Pan-Canadian initiatives in colorectal cancer screening: adopting knowledge translation tools to accelerate uptake and impact

Curr Oncol. 2011 Jun;18(3):111-8. doi: 10.3747/co.v18i3.889.

Abstract

Background: Despite the positive conclusions of several randomized controlled trials and the publication of national recommendations on colorectal cancer (crc) screening, uptake remained low. The inauguration of the National Colorectal Cancer Screening Network in 2007, the same year that the first screening program was announced in Canada, provided an opportunity for integrated knowledge translation to accelerate the processes of program implementation and screening uptake.

Aim: Two primary aims were identified. The first focused on means to monitor the effects of various implementation plans in delivering high-quality population-based crc screening. The second focused on identifying and addressing knowledge gaps that may impair screening participation.

Method: The methods used are described in the context of the knowledge-to-action cycle and demonstrate that the initiative itself dictates the point in the cycle at which to start.

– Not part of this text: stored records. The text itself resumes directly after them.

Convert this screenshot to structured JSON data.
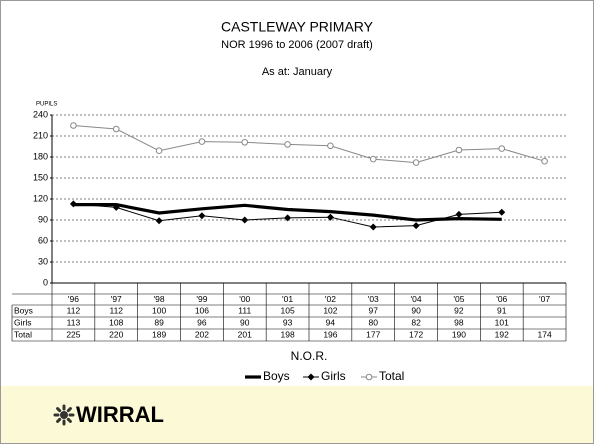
{
  "chart_data": {
    "type": "line",
    "title": "CASTLEWAY PRIMARY",
    "subtitle": "NOR  1996 to 2006 (2007 draft)",
    "annotation": "As at: January",
    "y_label": "PUPILS",
    "x_label": "N.O.R.",
    "categories": [
      "'96",
      "'97",
      "'98",
      "'99",
      "'00",
      "'01",
      "'02",
      "'03",
      "'04",
      "'05",
      "'06",
      "'07"
    ],
    "series": [
      {
        "name": "Boys",
        "color": "#000000",
        "values": [
          112,
          112,
          100,
          106,
          111,
          105,
          102,
          97,
          90,
          92,
          91,
          null
        ]
      },
      {
        "name": "Girls",
        "color": "#000000",
        "values": [
          113,
          108,
          89,
          96,
          90,
          93,
          94,
          80,
          82,
          98,
          101,
          null
        ]
      },
      {
        "name": "Total",
        "color": "#888888",
        "values": [
          225,
          220,
          189,
          202,
          201,
          198,
          196,
          177,
          172,
          190,
          192,
          174
        ]
      }
    ],
    "ylim": [
      0,
      240
    ],
    "yticks": [
      0,
      30,
      60,
      90,
      120,
      150,
      180,
      210,
      240
    ],
    "grid": true,
    "legend": "bottom"
  },
  "footer": {
    "logo": "WIRRAL"
  }
}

Results: The identified need to monitor various implementation plans resulted in the shared development of a quality determinants document. All programs committed to designing data collection so that core components could be measured and compared; 6 operating programs have conducted the first data collection, which will allow for monitoring and for new knowledge creation as the process develops further. The knowledge gap identification project started with new knowledge creation, which identified a higher-than-expected willingness of Canadians to discuss crc screening with physicians, but a low level of understanding of screening as a wellness-related behaviour. Knowledge translation interventions have been developed with the stakeholders to address those gaps, and ongoing surveys to be carried out later in 2011 will help to gauge progress in the understanding and acceptance of crc screening by the population.

Conclusions: A national network that engaged all programs, policymakers, experts, and lay representatives successfully used knowledge translation principles to enhance the trajectory of crc screening in Canada.

Keywords: Knowledge translation; colorectal cancer; screening; screening programs.